According to the history books, the first Queensland Derby was won by a horse named Hermit.
The Derby was held at Gayndah for two more years, then known as the Queensland Jockey Club, until falling into abeyance and being revived in 1872 in Brisbane.
According to Waldock, Gayndah’s influence on the history of racing is often celebrated.
“Down at our museum, there is all the Queensland Derby memorabilia, banners and sashes from all those years back,” Waldock said.
“They have been able to collect lots of that stuff.
“The history is important to us and we embrace it as part of our Club’s advertising, showing that we are the oldest Jockey Club in Queensland.
“We push it to anyone that asks, telling them that they should come see the oldest club in the state.”
In 2021, Gayndah boasts a small but tight knit racing community.
They race twice a season, down from as many as five race days a year, with no trainers based at the track itself.

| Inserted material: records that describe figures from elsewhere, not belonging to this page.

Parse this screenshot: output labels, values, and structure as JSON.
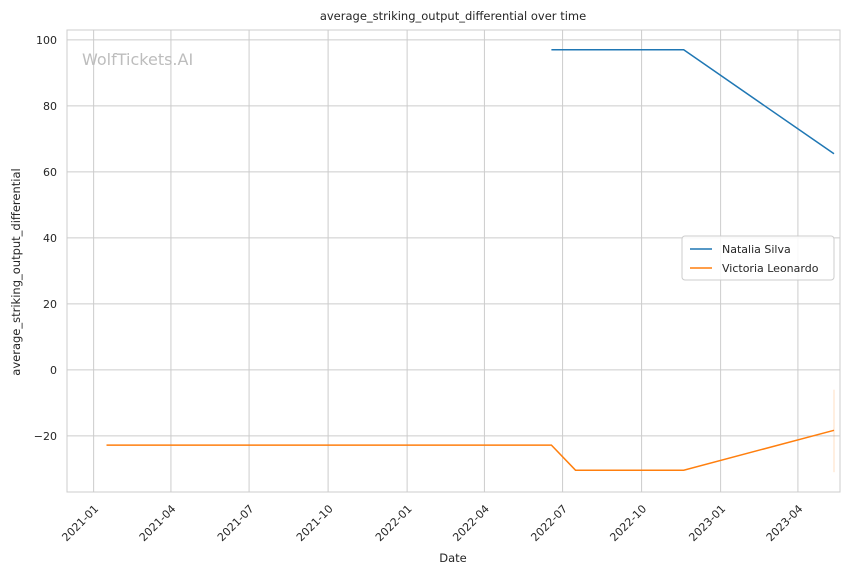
{
  "chart_data": {
    "type": "line",
    "title": "average_striking_output_differential over time",
    "xlabel": "Date",
    "ylabel": "average_striking_output_differential",
    "watermark": "WolfTickets.AI",
    "grid": true,
    "legend_position": "center-right",
    "xlim": [
      "2020-12-01",
      "2023-05-20"
    ],
    "ylim": [
      -37,
      103
    ],
    "x_ticks": [
      "2021-01",
      "2021-04",
      "2021-07",
      "2021-10",
      "2022-01",
      "2022-04",
      "2022-07",
      "2022-10",
      "2023-01",
      "2023-04"
    ],
    "y_ticks": [
      -20,
      0,
      20,
      40,
      60,
      80,
      100
    ],
    "y_tick_labels": [
      "−20",
      "0",
      "20",
      "40",
      "60",
      "80",
      "100"
    ],
    "series": [
      {
        "name": "Natalia Silva",
        "color": "#1f77b4",
        "points": [
          {
            "x": "2022-06-18",
            "y": 97.0
          },
          {
            "x": "2022-11-19",
            "y": 97.0
          },
          {
            "x": "2023-05-13",
            "y": 65.5
          }
        ]
      },
      {
        "name": "Victoria Leonardo",
        "color": "#ff7f0e",
        "points": [
          {
            "x": "2021-01-16",
            "y": -22.8
          },
          {
            "x": "2022-06-18",
            "y": -22.8
          },
          {
            "x": "2022-07-16",
            "y": -30.4
          },
          {
            "x": "2022-11-19",
            "y": -30.4
          },
          {
            "x": "2023-05-13",
            "y": -18.3
          }
        ],
        "error_band": {
          "x": "2023-05-13",
          "low": -31,
          "high": -6
        }
      }
    ]
  }
}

Local Gregory Huth started training last year, following in his footsteps of his grandfather who used to train himself, and had three starters go around in his name in the bush.
“It is great he is having a go, we used to have many more trainers but it has died down a bit over the years,” Waldock said.
Huth did not use Gayndah Jockey Club itself to prepare his small team, instead using his own property.
As has been the case in many country towns across Queensland in recent years, Gayndah has battled drought, with club members declaring their track has been dry for the best part of four years.
They received some rain in the lead-up to last Saturday’s meeting, which all the locals were smiling about.
The idea of putting a boar in at the track has been floated in recent years to help the irrigation across the racing surface and improve grass coverage.
Life-long racing industry participants, Seidner and Rhett Bellert, were on hand to help Waldock and his team prepare the track to race last Saturday.
Bellert was born and bred in the town before departing as a 15-year-old to start his jockey apprenticeship in Nanango.
“I had my first ride at Gayndah and I duly won,” Bellert said.
“She was a pretty good mare, she won six in a row after that.”
The now 58-year-old rode over 250 winners in his career, including metropolitan victories in Brisbane and winners across the border in NSW as well.
Bellert has taken a step back from the industry in recent years but still helps out his home track of Gayndah to get ready for their two meetings a year, as well as working as the clerk of scales on race days.
The club itself is run by a loyal bunch of volunteers who have been there for much of their lives.
Waldock recalled working behind the bar as an 18-year-old at the races, before eventually progressing to become the president, with his wife the secretary on the committee.
“We all pinch in to help,” the president says.
“We are only a young club as such, most people on the committee are young and trying to make the club improve if we can.”
Former president Seidner has spent most of his life in Gayndah, with his grandfather training and his father riding track work.
“It has been part of life; we just grew up that way,” Seidner said.
“It is a great industry, I love it.”
Last Saturday’s five-event non-TAB program saw buses from the Sunshine Coast and Bundaberg bring punters to Gayndah.
They sold 500 tickets prior to the race day and expected many more than that to roll through the gate on the day.
Visiting hoop Rhiannon Payne was the star of the show, riding two of the five winners on offer.
Club spotlight will be a regular feature that shines a light on the unique and individual racing clubs across Queensland.